Pertussis is another example. Within one year of the final acellular pertussis booster, and the effectiveness is reduced to around 73%, falling to 34% within two to four years. With the Tdap, which is a similar vaccine for those of six years of age and older, the efficacy drops to 69% at one year, and after four years, its effectiveness is measured at around 9%. Natural immunity may last for four to 20 years. So, we have a problem. The pattern of natural herd immunity associated with measles and the accompanying decrease in serious morbidity and mortality has been interrupted and indeed corrupted by vaccination. And this makes it very difficult to predict how vaccinated populations might respond to, say, a new strain of measles virus that has escaped the quasi protection conferred by measles vaccine.

If we put genetic selection pressure on the measles virus by an inadequate cellular immune response, and we create new mutants that are able to evade the immunity that is induced by the vaccine strain, then we have a potential problem because we create a population at risk. Vaccinated and unvaccinated who are no longer immune to this escape mutant. And if that occurs, then we risk high morbidity and mortality from measles once again.

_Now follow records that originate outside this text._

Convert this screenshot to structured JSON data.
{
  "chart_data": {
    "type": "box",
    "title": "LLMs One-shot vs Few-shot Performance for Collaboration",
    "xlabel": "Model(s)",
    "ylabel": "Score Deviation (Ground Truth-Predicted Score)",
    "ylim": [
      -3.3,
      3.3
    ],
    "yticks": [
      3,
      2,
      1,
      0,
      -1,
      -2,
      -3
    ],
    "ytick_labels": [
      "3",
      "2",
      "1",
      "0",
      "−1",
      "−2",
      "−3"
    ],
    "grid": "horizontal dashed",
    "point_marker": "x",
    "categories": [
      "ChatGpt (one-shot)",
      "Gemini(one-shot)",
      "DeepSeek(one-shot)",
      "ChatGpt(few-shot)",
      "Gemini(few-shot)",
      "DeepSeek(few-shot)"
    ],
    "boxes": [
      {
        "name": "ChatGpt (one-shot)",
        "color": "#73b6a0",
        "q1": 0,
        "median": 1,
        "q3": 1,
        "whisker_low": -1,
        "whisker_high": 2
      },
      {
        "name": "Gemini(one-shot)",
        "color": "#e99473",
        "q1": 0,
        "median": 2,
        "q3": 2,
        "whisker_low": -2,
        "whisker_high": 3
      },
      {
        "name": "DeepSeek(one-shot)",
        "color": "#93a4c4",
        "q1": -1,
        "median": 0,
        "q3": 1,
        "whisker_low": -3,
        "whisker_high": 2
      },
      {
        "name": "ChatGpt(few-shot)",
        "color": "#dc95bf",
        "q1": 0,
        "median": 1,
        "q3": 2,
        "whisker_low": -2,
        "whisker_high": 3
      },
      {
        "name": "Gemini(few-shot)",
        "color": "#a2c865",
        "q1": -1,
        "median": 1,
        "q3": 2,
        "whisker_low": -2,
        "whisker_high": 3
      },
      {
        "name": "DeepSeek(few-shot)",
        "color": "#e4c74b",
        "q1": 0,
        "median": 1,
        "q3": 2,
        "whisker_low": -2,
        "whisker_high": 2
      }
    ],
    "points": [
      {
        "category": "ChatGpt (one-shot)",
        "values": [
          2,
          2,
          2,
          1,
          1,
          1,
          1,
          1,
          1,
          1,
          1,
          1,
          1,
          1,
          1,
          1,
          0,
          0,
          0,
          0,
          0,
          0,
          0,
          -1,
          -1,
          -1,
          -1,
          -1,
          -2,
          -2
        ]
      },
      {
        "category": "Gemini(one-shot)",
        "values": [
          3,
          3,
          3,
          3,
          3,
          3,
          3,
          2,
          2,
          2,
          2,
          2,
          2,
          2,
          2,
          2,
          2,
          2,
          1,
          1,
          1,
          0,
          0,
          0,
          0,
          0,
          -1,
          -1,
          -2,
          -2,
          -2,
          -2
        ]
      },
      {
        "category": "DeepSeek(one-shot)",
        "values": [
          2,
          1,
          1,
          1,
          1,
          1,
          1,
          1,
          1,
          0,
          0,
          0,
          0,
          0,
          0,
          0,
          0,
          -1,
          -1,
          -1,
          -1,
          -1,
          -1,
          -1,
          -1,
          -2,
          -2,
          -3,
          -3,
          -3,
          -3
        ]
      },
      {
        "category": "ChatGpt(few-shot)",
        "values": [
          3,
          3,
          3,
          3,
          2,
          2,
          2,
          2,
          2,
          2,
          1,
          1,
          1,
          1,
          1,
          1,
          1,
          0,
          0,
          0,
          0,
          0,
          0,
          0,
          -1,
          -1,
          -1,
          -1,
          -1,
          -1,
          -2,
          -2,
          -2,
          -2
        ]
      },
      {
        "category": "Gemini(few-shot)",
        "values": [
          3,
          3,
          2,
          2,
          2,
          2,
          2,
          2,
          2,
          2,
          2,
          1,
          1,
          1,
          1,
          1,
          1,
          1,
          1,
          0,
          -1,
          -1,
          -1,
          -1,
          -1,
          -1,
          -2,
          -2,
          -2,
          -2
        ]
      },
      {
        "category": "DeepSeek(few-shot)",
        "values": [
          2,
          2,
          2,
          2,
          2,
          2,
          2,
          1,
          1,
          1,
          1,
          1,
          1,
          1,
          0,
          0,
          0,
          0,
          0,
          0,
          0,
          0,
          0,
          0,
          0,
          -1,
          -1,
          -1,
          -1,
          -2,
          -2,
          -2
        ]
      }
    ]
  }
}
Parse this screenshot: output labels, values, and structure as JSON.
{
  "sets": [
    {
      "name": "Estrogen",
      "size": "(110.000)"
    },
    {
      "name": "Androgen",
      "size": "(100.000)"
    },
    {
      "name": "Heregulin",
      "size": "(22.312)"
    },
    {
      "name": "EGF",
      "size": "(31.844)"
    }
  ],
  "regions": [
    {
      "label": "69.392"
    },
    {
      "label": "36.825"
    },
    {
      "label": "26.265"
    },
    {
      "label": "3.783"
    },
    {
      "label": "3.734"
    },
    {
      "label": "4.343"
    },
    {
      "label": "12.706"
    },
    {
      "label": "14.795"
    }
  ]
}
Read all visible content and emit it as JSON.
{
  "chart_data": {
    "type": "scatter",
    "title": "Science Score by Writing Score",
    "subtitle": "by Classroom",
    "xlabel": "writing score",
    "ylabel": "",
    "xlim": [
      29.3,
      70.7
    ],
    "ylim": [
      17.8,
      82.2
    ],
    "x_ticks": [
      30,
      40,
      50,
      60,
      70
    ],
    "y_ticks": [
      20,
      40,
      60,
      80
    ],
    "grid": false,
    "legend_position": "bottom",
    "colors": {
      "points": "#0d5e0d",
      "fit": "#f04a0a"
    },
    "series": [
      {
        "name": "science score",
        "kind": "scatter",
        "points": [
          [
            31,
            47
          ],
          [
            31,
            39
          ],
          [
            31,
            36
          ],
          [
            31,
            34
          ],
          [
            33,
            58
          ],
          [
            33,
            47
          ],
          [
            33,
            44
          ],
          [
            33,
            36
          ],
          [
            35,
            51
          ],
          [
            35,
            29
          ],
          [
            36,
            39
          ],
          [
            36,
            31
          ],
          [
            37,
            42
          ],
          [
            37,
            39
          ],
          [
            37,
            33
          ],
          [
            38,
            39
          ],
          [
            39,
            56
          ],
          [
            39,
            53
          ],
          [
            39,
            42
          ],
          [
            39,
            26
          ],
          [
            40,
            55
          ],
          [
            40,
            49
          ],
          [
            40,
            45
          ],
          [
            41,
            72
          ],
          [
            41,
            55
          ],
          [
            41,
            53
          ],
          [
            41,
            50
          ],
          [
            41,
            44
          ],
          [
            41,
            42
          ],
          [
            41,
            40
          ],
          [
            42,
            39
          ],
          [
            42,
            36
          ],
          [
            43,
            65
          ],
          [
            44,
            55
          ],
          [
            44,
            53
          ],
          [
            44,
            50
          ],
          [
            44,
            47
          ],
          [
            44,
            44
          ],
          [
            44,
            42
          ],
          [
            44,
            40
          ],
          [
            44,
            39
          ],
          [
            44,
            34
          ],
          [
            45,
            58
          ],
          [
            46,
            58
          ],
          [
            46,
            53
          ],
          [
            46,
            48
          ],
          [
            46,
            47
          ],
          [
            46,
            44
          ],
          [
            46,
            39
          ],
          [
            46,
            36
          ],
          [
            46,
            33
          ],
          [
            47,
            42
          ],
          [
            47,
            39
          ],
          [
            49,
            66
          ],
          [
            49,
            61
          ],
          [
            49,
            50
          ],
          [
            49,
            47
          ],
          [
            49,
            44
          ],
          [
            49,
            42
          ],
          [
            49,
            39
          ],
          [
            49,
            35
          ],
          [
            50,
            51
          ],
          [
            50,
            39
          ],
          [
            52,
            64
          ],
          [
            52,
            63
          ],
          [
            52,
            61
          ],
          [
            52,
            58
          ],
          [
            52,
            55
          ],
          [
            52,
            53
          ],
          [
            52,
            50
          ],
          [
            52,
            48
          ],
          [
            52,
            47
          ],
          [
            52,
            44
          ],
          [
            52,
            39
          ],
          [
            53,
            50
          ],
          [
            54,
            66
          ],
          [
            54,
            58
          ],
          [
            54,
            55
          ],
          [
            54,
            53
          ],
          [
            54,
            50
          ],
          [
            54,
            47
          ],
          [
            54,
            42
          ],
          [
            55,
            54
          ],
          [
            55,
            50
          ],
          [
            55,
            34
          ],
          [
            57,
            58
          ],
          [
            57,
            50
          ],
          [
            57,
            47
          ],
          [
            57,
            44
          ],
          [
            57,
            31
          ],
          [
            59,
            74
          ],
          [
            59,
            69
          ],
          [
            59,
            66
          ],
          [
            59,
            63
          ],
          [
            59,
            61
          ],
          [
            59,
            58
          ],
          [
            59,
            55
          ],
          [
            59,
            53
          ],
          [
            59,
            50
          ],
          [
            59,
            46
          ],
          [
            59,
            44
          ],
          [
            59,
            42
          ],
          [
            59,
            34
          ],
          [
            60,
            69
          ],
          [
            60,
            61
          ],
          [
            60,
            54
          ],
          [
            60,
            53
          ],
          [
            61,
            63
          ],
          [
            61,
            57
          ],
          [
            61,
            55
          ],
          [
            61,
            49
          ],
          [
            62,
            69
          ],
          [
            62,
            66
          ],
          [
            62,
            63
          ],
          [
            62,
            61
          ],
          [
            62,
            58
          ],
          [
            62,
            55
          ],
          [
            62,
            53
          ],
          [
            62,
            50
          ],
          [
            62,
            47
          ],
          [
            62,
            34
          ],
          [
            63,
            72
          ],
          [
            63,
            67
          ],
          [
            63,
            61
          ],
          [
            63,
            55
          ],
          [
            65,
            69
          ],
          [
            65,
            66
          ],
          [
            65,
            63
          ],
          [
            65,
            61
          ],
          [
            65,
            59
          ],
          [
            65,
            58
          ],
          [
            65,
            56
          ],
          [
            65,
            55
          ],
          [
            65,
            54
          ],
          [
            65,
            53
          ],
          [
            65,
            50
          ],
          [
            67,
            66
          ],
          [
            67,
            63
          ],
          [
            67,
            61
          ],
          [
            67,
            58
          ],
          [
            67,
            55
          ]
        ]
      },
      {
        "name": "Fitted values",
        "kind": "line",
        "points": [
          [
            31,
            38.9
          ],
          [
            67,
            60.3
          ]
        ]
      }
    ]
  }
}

So the exercise here is to consider, what have we learned from real world experience with these live viral vaccines? What is the broader effect of the vaccine, not just in the individual, but the effect upon the population? Live viral vaccines induce perfect... Imperfect immunity, and does imperfect immunity put selection pressure on the virus just as using antibiotics which are only partially effective against a bacterium, but encourages the evolution of bacterial resistance to antibiotics?

And please challenge the assumptions made in my graphic and come up with your own.